Around a year after their initial bust, officials in Argentina are still bringing charges in what local news outlets are calling the biggest wildlife case in the nation’s history. The criminal conspiracy case revolves around a high-end hunting outfitter and seven defendants, including hunting guides, a taxidermist, and the two owners of the outfit, who officials have referred to as the “kingpins” of the operation. Prosecutors say it is the first example of poaching and wildlife trafficking being linked to organized crime in Argentina.
The charges range from hunting protected species to trafficking illegal wildlife parts and possessing weapons of war. One of the more severe charges — animal abuse — is related to allegations that the outfitter was trapping and keeping live wild animals in inhumane conditions, including a puma cub, to release for paying hunters.
Officials also tacked on additional charges earlier this year, according to Mongabay, when one of the kingpins and key defendants, Carlos Pablo Escontrela, tried fleeing the country. He was arrested in January at the Tancredo Neves International Bridge that crosses into Brazil.
The other key defendant, Jorge Nestor Noya, is the owner of Caza & Safaris. Prosecutors allege that Escontrela, through his company Los Moros, ran a front operation for Noya’s outfit to make it appear legal and legitimate to traveling hunters. They say Noya, Escontrela, and their accomplices took Europeans and Americans on illegal hunts in different parts of Argentina, Bolivia, and Brazil, where they regularly targeted protected species. The outfit would then ship the illegal trophies out of the country using falsified documents and help from a middleman, Federico Manuel Testa.
“The organization hunted everything that was prohibited and that the deep pockets of clients could afford,” the Federal Prosecutor’s Office said in a report shared with Insight Crime.
3,000 Trophies, 35 Firearms, and One Live Cub
The initial bust that exposed the alleged crime ring took place one night in August 2024. It involved 13 separate raids coordinated by 70 agents with Argentina’s Environmental Control Brigade.
By the end of the sweeps, agents had seized more than 3,000 hunting trophies (many of them protected native species), along with 35 firearms and thousands of rounds of ammunition that did not have the proper permits, according to Mongabay. One rifle, chambered in .375, had its serial number filed off, while two other rifles featured illegal built-in suppressors. (This could explain why the charge related to “weapons of war” was added.)
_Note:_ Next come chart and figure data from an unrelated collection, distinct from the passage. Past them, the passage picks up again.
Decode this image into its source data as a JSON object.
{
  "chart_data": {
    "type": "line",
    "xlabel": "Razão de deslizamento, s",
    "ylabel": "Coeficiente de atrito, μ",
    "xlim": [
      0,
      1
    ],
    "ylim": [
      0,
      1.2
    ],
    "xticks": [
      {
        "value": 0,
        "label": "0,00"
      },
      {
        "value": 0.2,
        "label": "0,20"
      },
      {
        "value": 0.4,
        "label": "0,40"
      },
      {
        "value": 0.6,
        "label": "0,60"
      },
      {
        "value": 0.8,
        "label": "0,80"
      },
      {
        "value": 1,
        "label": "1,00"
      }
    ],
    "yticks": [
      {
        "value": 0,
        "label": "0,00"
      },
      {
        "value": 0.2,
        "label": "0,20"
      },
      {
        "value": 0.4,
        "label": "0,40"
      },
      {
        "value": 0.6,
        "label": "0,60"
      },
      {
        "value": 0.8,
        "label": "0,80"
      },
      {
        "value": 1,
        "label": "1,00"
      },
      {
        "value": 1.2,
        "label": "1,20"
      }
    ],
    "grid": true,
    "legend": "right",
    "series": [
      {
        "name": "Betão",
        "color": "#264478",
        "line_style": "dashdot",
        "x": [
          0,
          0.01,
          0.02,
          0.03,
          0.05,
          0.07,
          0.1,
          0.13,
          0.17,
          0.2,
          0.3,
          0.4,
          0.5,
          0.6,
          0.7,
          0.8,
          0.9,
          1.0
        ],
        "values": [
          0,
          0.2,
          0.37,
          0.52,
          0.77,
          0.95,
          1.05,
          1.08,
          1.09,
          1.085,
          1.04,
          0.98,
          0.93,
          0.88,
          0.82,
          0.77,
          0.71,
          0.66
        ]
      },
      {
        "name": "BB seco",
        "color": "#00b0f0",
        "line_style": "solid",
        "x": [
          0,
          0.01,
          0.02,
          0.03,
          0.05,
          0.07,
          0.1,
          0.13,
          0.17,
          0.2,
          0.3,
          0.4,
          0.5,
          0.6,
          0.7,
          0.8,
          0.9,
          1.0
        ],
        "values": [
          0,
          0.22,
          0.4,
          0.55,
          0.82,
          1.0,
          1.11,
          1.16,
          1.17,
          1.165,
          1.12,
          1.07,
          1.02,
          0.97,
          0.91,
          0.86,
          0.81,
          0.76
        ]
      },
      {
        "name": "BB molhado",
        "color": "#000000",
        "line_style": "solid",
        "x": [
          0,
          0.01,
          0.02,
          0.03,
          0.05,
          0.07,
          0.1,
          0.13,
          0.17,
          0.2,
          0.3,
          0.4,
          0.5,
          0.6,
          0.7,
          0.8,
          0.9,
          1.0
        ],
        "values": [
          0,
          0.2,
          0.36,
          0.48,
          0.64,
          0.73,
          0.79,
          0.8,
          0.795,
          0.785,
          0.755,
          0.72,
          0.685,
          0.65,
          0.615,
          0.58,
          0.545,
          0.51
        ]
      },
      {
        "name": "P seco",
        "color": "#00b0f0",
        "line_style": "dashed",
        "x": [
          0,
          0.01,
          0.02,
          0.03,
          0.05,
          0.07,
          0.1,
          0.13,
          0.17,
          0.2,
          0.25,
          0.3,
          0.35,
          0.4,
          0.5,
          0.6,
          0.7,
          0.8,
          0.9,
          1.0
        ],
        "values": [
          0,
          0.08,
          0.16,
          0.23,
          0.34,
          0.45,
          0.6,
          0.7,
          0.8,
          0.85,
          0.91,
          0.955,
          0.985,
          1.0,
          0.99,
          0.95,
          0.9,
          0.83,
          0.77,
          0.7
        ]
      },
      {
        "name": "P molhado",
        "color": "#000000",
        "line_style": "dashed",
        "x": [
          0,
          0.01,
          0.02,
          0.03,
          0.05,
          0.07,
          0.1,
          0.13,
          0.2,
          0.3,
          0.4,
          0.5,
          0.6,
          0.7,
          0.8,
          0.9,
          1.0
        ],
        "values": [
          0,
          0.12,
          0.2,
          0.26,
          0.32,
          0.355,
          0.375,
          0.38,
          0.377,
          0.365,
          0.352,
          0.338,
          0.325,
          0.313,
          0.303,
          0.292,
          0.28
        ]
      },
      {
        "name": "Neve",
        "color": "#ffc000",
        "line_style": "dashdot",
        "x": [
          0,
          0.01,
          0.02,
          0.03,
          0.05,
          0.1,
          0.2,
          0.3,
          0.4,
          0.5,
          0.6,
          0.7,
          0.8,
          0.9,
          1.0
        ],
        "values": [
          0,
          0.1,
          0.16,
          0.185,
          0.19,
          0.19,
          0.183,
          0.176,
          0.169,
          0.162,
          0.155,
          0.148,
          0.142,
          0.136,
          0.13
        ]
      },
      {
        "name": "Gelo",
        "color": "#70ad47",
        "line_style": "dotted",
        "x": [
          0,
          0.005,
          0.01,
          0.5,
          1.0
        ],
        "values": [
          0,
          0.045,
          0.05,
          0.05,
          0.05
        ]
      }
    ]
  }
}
Mongabay reports that agents also found a pen with live peccaries and one live puma cub in captivity at one of the hunting grounds owned by Escontrela during the August 2024 raids. The cub was being kept in an old fuel barrel without water. Although Escontrela’s attorney has denied wrongdoing in both instances, prosecutors allege that the animals were being held there to be hunted later by paying clients.
Noya, who remains under house arrest in Argentina on the current charges, is also wanted in Bolivia for illegally hunting jaguars in a national park. Bolivian authorities have accused Noya of “biocide” and “destruction of natural heritage,” but they have been unable to extradite him because of the pending organized crime case in Argentina, according to Noticias Ambientes. A court date for the Argentina case had not been set as of Thursday, Mongabay reports.